I have to evaluate the integral :
$$\int\limits_0^{\infty}e^{-x}|\sin (\frac{π}{4}-x)|dx$$
By wolfram alpha :
$$\int\limits_0^{\infty}e^{-x}|\sin (\frac{π}{4}-x)|dx≈0,476531..$$
$$\sin (\frac{π}{4}-x)>0\implies x\in ]πn-\frac{7π}{4},πn-\frac{3π}{4}[,n\in\mathbb{Z}$$
$$\sin (\frac{π}{4}-x)<0\implies x\in ]2πn+\frac{π}{4},2πn+\frac{5π}{4}[,n\in\mathbb{Z}$$
So I can't split integral
Normally I would show my work so far, however, I don't even know where to start with this question!

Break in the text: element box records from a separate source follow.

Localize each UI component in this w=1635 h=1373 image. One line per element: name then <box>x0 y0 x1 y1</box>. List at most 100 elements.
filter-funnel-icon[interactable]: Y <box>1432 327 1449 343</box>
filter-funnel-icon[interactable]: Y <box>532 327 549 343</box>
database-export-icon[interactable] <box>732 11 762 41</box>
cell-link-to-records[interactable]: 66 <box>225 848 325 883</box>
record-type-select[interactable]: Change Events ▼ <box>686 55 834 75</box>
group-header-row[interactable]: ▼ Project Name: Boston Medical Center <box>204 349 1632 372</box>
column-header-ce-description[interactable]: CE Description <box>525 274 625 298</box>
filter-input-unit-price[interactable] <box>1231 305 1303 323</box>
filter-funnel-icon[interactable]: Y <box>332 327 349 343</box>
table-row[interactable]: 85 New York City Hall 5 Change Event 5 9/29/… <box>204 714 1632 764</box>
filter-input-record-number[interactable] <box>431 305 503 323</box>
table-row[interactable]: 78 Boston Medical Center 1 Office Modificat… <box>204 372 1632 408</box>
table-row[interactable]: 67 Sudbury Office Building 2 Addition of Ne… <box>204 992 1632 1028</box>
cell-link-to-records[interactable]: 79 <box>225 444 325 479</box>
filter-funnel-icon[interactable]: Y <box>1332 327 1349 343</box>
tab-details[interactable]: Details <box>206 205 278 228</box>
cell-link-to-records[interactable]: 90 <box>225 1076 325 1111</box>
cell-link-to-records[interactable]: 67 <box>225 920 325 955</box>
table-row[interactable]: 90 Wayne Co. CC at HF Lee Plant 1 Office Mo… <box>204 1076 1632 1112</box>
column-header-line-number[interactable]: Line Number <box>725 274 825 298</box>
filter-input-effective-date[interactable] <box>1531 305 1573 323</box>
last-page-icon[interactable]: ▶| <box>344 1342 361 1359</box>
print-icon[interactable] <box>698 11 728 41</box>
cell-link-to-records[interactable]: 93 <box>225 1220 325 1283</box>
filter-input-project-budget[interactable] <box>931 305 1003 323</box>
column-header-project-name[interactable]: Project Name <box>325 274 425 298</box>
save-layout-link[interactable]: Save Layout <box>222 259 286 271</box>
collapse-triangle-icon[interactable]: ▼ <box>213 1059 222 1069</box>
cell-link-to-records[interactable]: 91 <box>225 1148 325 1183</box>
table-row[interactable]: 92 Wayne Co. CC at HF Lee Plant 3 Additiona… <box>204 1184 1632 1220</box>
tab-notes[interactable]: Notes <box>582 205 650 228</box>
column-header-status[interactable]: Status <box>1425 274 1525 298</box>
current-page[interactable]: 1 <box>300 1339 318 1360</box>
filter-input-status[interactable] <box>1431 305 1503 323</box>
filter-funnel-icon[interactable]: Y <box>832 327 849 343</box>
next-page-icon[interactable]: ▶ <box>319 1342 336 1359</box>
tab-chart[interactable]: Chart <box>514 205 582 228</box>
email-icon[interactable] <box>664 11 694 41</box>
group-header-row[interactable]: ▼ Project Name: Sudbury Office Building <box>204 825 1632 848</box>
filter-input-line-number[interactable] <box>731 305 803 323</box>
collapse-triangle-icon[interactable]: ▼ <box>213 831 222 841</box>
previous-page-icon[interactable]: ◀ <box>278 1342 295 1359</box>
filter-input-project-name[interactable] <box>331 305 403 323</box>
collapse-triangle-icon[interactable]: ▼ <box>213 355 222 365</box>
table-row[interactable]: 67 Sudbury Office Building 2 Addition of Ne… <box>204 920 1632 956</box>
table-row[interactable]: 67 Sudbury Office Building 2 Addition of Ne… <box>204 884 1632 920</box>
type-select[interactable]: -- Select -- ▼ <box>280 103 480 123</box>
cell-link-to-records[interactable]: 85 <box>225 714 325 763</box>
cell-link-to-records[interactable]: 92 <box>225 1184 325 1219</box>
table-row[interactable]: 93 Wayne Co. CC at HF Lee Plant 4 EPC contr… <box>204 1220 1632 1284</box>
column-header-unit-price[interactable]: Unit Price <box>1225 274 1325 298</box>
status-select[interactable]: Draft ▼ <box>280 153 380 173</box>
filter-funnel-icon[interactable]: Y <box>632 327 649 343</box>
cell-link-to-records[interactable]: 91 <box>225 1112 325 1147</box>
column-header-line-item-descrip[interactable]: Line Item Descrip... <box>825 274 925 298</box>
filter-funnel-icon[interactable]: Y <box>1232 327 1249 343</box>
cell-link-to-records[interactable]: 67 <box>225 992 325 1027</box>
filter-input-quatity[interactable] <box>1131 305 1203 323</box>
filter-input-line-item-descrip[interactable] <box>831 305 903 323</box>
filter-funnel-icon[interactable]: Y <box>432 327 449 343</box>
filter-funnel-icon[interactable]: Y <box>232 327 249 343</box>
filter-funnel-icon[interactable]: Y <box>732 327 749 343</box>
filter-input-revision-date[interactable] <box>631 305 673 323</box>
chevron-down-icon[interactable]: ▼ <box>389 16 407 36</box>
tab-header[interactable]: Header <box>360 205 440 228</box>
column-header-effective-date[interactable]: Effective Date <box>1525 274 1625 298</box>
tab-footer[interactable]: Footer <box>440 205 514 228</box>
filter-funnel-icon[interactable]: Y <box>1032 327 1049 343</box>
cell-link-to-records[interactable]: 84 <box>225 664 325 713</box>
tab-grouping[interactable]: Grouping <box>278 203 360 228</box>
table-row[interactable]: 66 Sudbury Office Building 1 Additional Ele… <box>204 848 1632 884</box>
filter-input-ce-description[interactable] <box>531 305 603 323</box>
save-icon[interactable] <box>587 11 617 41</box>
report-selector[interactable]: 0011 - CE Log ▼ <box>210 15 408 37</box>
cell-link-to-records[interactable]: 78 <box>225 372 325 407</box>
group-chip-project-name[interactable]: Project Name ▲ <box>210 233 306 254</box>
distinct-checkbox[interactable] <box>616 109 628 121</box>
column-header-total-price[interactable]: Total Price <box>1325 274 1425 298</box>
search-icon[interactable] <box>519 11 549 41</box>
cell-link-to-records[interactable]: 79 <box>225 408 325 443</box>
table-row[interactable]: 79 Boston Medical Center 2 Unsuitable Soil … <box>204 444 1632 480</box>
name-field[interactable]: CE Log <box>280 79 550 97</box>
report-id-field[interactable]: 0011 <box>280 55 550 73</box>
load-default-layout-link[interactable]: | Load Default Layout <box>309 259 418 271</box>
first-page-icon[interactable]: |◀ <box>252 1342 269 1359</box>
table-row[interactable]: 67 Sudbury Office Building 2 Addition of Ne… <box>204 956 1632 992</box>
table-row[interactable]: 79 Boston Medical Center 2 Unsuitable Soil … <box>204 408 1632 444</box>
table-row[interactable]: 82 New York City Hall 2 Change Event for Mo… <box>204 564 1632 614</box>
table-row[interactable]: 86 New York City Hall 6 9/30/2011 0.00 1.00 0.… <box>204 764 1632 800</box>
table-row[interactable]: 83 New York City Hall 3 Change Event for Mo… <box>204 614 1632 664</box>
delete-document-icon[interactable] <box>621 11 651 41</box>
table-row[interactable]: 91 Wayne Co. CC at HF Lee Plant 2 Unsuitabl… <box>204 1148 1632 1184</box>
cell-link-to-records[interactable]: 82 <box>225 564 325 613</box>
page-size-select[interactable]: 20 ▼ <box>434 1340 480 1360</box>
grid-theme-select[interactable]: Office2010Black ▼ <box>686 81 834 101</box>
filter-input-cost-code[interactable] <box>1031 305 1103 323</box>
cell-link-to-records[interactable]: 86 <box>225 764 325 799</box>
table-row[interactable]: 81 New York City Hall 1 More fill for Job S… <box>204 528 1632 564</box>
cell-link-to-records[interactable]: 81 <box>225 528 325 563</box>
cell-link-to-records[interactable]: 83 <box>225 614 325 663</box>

$$\begin{align} I&=\int_0^\infty e^{-x}\left|\sin\left(\frac\pi4-x\right)\right|\mathrm{d}x\\ &=\int_0^\infty e^{-x}\left|\sin\left(x-\frac\pi4\right)\right|\mathrm{d}x\\ &=\int_{-\pi/4}^\infty e^{\pi/4-u}\left|\sin{u}\right|\mathrm{d}u\\ &=e^{\pi/4}\int_{-\pi/4}^\pi e^{-u}\left|\sin{u}\right|\mathrm{d}u+\sum_{n=1}^\infty e^{\pi/4}\int_{n\pi}^{(n+1)\pi} e^{-u}\left|\sin{u}\right|\mathrm{d}u\\ &=e^{\pi/4}\int_{-\pi/4}^\pi e^{-u}\left|\sin{u}\right|\mathrm{d}u+\sum_{n=1}^\infty e^{\pi/4}\left|\int_{n\pi}^{(n+1)\pi} e^{-u}\sin{u}\,\mathrm{d}u\right| \end{align}\\ $$
Can you finish it?